Improving the Smell of Composting
A team of bioengineering students are participating in the International Genetically Engineered Machine Foundation global competition that showcases synthetic biology projects. The iGEM student team is developing a solution that would make compost smell like mint and lavender by targeting the microbial process. They also recently received a PEAK Experience Award from Northeastern.
Can you remove the foul odor from compost? These Northeastern engineering students want to make it smell like mint and lavender
Sometimes being green can get a little stinky.
Take the act of composting. A compost pile should simply smell like dirt, but things can go awry.
A pile may pick up a foul odor for a number of reasons. Maybe it hasn’t been mixed well enough, hasn’t received enough oxygen or is too moist. It’s also not uncommon for people to get confused about the right combination of browns and greens they should have in their piles. Many add too many plants or throw in pieces of meat or dairy products, causing an unpleasant smell.

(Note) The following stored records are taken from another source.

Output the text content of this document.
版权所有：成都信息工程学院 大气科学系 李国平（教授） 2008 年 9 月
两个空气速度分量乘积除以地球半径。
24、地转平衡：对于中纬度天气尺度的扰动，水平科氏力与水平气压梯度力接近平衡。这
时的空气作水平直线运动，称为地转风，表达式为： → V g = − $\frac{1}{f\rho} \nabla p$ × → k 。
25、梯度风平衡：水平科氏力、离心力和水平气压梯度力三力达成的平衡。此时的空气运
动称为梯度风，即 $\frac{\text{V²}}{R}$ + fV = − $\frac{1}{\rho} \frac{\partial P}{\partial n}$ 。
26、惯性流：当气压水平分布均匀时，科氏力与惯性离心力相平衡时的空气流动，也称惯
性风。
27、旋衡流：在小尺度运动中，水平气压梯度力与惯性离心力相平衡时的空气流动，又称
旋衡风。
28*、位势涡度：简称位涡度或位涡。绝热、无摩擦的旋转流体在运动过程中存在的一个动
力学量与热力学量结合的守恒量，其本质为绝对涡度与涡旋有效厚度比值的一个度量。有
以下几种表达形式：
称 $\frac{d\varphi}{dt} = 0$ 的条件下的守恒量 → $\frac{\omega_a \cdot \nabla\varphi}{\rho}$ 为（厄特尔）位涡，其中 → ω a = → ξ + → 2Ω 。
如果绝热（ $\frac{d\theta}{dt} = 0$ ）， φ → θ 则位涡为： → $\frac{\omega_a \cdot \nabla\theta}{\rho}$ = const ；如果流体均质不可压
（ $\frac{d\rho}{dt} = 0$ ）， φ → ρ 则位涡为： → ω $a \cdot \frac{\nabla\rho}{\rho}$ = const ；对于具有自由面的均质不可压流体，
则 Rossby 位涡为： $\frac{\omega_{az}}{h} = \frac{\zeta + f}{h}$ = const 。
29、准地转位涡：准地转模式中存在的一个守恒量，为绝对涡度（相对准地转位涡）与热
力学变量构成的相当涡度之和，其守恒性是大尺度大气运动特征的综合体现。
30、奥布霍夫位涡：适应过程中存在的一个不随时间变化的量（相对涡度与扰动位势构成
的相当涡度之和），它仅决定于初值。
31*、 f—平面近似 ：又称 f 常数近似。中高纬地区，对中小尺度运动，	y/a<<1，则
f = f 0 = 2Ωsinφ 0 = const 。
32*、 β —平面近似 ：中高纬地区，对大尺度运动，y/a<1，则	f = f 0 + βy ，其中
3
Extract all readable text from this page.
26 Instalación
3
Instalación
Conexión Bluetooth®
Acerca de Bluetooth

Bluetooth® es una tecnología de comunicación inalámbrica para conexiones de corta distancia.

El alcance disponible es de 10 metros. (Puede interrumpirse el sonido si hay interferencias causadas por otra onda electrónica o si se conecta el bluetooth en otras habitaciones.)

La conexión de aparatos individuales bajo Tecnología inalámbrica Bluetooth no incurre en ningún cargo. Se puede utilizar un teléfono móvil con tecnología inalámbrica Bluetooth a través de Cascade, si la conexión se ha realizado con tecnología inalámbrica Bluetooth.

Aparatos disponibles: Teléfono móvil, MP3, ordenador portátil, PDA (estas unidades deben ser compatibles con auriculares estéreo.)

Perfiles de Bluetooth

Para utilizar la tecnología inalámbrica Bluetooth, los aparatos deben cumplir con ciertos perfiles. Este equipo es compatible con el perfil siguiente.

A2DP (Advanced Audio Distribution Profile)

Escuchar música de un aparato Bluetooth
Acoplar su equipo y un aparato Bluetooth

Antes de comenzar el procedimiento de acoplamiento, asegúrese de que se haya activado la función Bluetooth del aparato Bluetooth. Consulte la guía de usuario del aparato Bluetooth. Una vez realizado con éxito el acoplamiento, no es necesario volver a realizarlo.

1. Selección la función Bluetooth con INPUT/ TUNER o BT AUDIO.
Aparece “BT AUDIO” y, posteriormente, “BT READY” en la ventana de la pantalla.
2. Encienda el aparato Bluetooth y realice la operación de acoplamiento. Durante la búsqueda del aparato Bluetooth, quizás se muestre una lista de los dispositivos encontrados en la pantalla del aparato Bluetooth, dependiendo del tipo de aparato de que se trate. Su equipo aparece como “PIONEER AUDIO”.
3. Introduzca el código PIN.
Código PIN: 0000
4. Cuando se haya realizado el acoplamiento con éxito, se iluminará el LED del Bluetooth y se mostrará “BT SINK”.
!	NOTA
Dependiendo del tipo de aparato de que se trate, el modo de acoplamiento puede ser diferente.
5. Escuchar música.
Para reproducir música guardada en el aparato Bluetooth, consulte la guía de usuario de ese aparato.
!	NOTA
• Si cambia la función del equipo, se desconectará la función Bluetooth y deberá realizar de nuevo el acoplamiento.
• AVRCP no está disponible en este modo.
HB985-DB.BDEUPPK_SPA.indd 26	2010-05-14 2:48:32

Because of these potential issues, many are reluctant to start composting at all, especially individuals who live in small urban settings and have concerns that it will create a bad smell in their living spaces.
A group of Northeastern University bioengineering students are hoping to reduce that barrier by developing a solution that would make compost smell like mint or lavender by targeting the microbial process. It’s the first project to come out of Northeastern’s revitalized iGEM competition team, which is composed of about 16 undergraduate students.
IGEM stands for the International Genetically Engineered Machine Foundation. Every year, the foundation puts on a competition in which university and high school students from around the world showcase original science projects in the synthetic biology realm. This year’s competition will take place in late October at the Paris Convention Center.
Zoia Okulova, an incoming fourth-year bioengineering major and president of Northeastern iGEM, says the team decided to tackle composting, given Northeastern already has its own strong composting program. The university composts food at the dining halls on the Boston campus and at four dorm buildings: East Village, and West Village B, C and E.
“We came up with this idea of incorporating compost because we know Northeastern has a very big involvement in the sustainability pipeline,” Okulova says.
“We had a really long process of ideating the entire time and figuring out what people were interested in,” adds Mia Weisman, an incoming fourth-year bioengineering and biochemistry student and vice president of Northeastern iGEM. “People were super interested in composting because you see it every day in Northeastern’s dining halls.”
Composting will be a good target for Northeastern students, and more broadly Boston residents, given the limited amount of space they have in their dorms or living spaces, the group says.
The team recently received the PEAK Experience Award from Northeastern’s Office of Undergraduate Research and Fellowships to help fund the project.
“Imagine if a student is keeping compost in their dorm,” Weisman says. “They might not want that to smell up their entire small room. So this project is a way to increase accessibility to composting.”
So, how will they do it?
At a fundamental level, composting is a microbial process, explains Benjamin Woolston, a chemical engineering professor at Northeastern University and one of faculty advisers for Northeastern iGEM.
“There’s microorganisms living in the material that’s being composted. They are helping to break it down from really complex fibers and sugars into simpler components,”says Woolston.
The team understands the process that leads to compost smelling poorly has to do with “enzymatic pathways” that make up the microbes in the piles, he says. The key is to disrupt that process by engineering microbes that can produce compounds that have a more pleasurable odor. This process will involve the team working with three different bacteria strains including Escherichia coli, Bacillus subtilis and Pseudomonas putida.